Why Labour supporters should examine their conscience

I think that many good and worthy people beating the drum for New Labour ahead of the election must be doing so even though their hearts are not in it. Maybe you can forgive and forget about taking the country into Iraq. Maybe you can overlook the insult to our intelligence that was the debate over 42 days and all the other assaults on our civil liberties. Perhaps you can ignore the mismanagement of the economy that left us dangerously exposed to the finance and property sectors and with unsustainable levels of personal debt, with the government all the while drunkenly spending like the rising tax receipts could never go into reverse.

I am not so one-eyed as to suggest there have been no successes: the NHS has certainly come a long way and schools have had a badly needed infusion of cash. These successes have, however, come at a cost, and for each one of those, there are so many more failures that we can point to. Energy? A looming energy gap. Environment? A yawning chasm between Labour’s rhetoric and its achievements. Defence? Characterised by a penny pinching, incompetent bureaucracy. Housing? Continuing chronic under supply of new housing. Immigration? A laissez-faire approach that has led to the build up of social pressures and public resentment. I could go on and on.

Maybe you are able to overlook all of that and focus only on the successes. However, surely the most ardent New Labour supporters heart must sink when it reads that Britain now educates a smaller proportion of its 15 to 19 year-olds and its 20 to 29 year-olds than it did in 1995, an achievement shared only by one other country (France for the former and Portugal for the latter) among the 30 OECD members.

Perhaps all this proves is that governing is hard. I am sure that if this government could turn back the clocks, they would do things differently in many policy areas. But they cannot.
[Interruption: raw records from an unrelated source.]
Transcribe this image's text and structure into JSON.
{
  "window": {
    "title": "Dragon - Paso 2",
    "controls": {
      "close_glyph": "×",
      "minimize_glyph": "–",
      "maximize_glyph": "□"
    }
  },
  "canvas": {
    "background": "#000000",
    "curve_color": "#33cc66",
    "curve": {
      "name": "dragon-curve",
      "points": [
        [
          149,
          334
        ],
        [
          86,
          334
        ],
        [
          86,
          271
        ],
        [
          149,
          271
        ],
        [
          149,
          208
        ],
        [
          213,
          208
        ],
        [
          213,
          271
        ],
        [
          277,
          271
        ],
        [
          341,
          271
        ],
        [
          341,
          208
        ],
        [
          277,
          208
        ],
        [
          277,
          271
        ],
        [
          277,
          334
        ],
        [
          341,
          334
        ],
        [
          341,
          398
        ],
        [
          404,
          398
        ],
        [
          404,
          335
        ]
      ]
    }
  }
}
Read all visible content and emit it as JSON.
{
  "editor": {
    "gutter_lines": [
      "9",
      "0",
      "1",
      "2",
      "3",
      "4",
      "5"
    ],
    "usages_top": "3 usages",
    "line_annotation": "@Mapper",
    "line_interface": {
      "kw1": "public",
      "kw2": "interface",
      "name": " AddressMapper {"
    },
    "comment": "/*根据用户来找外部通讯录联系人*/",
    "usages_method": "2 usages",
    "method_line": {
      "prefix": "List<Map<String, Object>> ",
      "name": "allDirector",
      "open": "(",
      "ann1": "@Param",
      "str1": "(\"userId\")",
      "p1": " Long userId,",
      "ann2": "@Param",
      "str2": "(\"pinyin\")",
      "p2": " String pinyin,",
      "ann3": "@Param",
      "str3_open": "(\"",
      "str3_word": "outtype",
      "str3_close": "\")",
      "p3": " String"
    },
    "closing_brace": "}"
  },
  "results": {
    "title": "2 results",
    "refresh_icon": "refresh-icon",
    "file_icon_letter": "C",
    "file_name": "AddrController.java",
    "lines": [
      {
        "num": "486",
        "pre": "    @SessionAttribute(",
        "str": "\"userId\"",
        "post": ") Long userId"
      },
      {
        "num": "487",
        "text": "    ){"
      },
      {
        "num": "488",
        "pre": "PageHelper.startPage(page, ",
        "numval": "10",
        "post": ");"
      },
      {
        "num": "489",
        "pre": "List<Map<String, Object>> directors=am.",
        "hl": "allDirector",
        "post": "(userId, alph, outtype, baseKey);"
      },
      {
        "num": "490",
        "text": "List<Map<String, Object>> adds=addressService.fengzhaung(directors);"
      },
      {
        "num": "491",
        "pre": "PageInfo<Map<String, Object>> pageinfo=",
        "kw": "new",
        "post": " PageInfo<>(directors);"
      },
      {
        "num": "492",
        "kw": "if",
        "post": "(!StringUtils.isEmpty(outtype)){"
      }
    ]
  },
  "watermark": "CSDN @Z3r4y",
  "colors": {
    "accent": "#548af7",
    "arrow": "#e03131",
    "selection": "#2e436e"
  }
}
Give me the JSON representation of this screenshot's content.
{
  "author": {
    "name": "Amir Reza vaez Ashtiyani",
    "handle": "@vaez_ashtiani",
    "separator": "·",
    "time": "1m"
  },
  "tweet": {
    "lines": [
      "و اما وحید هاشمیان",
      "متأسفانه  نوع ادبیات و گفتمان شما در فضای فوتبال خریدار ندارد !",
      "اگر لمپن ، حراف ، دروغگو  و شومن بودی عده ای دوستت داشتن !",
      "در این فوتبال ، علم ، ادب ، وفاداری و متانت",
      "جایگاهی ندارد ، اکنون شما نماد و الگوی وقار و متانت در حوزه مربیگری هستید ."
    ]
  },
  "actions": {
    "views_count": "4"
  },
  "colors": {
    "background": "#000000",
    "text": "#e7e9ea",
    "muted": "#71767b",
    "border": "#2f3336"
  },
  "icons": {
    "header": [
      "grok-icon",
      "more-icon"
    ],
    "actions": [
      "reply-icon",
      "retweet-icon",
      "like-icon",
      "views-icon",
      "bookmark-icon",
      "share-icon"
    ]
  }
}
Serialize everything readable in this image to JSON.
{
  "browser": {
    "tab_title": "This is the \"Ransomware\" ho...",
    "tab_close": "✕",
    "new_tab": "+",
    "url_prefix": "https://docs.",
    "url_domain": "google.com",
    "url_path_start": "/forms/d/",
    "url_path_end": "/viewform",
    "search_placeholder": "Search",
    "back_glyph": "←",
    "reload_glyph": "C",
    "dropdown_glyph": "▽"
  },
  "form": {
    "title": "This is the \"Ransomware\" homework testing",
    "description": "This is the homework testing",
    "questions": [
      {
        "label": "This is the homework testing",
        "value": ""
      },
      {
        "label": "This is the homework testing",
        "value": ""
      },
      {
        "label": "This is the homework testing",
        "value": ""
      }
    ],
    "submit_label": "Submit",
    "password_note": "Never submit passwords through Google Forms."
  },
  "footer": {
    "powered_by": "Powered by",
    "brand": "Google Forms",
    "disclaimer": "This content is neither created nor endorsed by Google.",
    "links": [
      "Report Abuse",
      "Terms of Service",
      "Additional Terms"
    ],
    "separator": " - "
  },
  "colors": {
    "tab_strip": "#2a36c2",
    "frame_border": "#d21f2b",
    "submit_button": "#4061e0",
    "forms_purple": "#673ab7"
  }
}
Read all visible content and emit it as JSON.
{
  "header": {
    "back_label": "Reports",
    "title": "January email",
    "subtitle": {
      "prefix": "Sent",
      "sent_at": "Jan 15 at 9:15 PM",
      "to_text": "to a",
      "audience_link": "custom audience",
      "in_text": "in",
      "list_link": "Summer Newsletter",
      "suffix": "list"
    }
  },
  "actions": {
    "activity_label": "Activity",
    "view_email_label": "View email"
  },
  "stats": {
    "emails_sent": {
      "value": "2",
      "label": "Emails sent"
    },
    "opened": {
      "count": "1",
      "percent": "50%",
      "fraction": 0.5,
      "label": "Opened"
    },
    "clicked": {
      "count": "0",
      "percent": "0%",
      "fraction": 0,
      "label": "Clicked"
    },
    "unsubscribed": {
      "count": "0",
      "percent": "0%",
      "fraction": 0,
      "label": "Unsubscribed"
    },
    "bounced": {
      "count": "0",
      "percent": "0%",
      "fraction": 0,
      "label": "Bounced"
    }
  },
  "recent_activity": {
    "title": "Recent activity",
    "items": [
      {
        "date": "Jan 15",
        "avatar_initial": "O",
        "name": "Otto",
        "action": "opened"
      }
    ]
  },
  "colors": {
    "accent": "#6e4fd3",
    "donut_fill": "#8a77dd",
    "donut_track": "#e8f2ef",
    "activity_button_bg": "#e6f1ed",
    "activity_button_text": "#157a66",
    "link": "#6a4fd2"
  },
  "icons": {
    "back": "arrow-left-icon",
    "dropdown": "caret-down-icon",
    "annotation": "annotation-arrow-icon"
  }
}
The pact New Labour made with the capitalist devil when they took office has unravelled as the tax receipts have dried up in recession. Faced with the unthinkable prospect of cuts in public spending, their raison d’etre has been taken away and they look and sound defeated. The Conservatives, for their part, having been promising (pre-recession) largely to continue New Labour spending patterns if they won the election, also now sound lost and in search of a convincing narrative.

I’m not going to insult you by saying you should switch allegiance – that would be ridiculous. But do your conscience a favour and don’t go out and campaign for a party that you know you have run out of patience with. When it comes to election time, do the country a favour - stay at home and let the other lot have a go. After all, in all probability they too will foul things up at some point and someone else will take their place at the helm.